What is the inverse cycle of permutation?

To elaborate on my comment:

To find the inverse of a permutation just write it backwards. If $\tau = (1243)(67)$ then $\tau^{-1}=(76)(3421)$ which can then be rewritten as $\tau^{-1}=(1342)(67)$.

For for the above question: $(123)^{-1}=(321)=(132)$.

How does one prove this?

First consider a single cycle: $\sigma=(a_1a_2\dots a_k)$. If $b \not\in \{a_1,\dots,a_k\}$, then $\sigma(b)=b$ so $\sigma^{-1}(b)=b$. Thus $b$ shouldn't appear in the inverse. Next $\sigma(a_i)=a_{i+1}$ so $\sigma^{-1}(a_{i+1})=a_i$.
Thus if $\sigma$: $a_1 \mapsto a_2 \mapsto a_3 \mapsto \cdots \mapsto a_k \mapsto a_1$,
then $\sigma^{-1}$: $a_k \mapsto a_{k-1} \mapsto a_{k-2} \mapsto \cdots \mapsto a_1 \mapsto a_k$.
This is precisely the cycle $(a_k,a_{k-1}\dots,a_2, a_1)$ which is nothing more than $\sigma$ written backwards.

Now what about a list of cycles? Say $\sigma=\sigma_1\cdots \sigma_\ell$. Recall that $\sigma^{-1}=(\sigma_1\cdots \sigma_\ell)^{-1}=\sigma_\ell^{-1}\cdots \sigma_1^{-1}$. So we reverse the list of cycles and then write each one backwards -- thus the inverse is just the whole thing written backwards.

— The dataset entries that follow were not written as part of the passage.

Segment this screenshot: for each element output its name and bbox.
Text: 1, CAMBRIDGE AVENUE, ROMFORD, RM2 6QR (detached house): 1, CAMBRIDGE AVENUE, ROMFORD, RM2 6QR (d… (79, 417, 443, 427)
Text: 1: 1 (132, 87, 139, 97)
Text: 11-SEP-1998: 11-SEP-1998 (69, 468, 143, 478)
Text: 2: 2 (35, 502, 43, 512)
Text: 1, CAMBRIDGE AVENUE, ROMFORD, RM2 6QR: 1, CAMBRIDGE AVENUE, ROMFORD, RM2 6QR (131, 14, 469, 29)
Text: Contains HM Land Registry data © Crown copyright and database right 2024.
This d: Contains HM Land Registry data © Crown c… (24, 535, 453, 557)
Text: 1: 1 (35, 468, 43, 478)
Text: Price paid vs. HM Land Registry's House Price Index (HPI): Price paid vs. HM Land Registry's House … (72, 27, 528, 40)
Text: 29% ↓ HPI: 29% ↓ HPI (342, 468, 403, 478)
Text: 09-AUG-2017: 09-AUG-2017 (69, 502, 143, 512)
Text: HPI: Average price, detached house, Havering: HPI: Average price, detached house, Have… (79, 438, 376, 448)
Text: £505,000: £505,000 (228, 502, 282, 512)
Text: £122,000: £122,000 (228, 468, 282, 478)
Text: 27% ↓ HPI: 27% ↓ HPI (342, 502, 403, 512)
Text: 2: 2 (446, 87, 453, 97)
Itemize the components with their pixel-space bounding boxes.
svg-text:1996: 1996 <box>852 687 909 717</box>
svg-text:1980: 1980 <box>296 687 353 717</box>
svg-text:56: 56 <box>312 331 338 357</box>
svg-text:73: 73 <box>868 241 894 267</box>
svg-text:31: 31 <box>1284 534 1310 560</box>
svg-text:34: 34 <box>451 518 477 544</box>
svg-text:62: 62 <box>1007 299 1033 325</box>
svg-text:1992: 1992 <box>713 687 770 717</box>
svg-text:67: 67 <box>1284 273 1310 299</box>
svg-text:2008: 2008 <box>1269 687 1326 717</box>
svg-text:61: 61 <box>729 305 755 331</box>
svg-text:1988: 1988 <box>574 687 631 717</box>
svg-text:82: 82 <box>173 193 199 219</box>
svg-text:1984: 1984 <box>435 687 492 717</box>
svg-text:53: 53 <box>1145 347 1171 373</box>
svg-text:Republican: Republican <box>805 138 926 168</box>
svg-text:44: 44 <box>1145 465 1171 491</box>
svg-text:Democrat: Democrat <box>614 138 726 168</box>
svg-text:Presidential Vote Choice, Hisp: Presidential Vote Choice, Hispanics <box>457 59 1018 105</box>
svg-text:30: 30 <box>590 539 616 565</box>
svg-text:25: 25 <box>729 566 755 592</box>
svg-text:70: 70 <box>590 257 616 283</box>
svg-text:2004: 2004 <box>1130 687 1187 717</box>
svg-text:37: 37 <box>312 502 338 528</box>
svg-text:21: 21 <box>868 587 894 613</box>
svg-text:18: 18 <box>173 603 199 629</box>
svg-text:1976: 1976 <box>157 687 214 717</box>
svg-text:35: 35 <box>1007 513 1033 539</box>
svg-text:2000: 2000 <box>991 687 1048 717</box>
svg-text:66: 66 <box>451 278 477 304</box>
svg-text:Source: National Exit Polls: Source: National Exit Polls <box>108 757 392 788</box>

One thing to note: This still works even if $\sigma$ is not written in terms of disjoint cycles.

So, you have that $\sigma_1$ is the cycle such that,

$$\begin{align} 1 \mapsto 2 \\ 2 \mapsto 3 \\ 3 \mapsto 1\end{align}$$

It's inverse, $\sigma_1^{-1}$ is a cycle such that composition, $ \sigma_1 \circ \sigma_1^{-1}=\sigma_1^{-1} \circ \sigma_1$ is identity. So, the inverse cycle should look like :

$$\begin{align} 2 \mapsto 1 \\ 3 \mapsto 2 \\ 1 \mapsto 3\end{align}$$

What is this in cycle notation?

$\sigma_1^{-1} \equiv(213)$

I'll let you try the other one.

A particularly easy way of doing this, once you understand what the inverses do is: just to write the cycle backwards!

Note that for $(123)$, this is just $(321)$. Now, recall, that set of all permutations form a group. In a group, inverses are unique. So, can you tell me why $(321)$ and $(213)$ are the same?

Another way to look at Bill Cook's fifth paragraph in his answer:

First consider a single cycle: $\sigma=(a_1a_2\dots a_k)$. If $b \not\in \{a_1,\dots,a_k\}$, then $\sigma(b)=b$ so $\sigma^{-1}(b)=b$. Thus $b$ shouldn't appear in the inverse. Next $\sigma(a_i)=a_{i+1}$ so $\sigma^{-1}(a_{i+1})=a_i$. Thus if $\sigma$: $a_1 \mapsto a_2 \mapsto a_3 \mapsto \cdots \mapsto a_{k - 1} \mapsto a_k \mapsto a_1$, then $\sigma^{-1}$:
$a_1 \color{aqua}{\leftarrow} a_2 \color{aqua}{\leftarrow} a_3 \color{aqua}{\leftarrow}\cdots \color{aqua}{\leftarrow} a_{k - 1} \color{aqua}{\leftarrow} a_k \color{aqua}{\leftarrow} a_1 \iff$
$a_k \color{aqua}{\mapsto} a_{k-1} \color{aqua}{\mapsto} a_{k-2} \color{aqua}{\mapsto} \cdots \color{aqua}{\leftarrow} a_2 \color{aqua}{\mapsto} a_1 \color{aqua}{\mapsto} a_k$.
This is precisely the cycle $(a_k,a_{k-1}\dots,a_2, a_1)$ which is nothing more than $\sigma$ written backwards.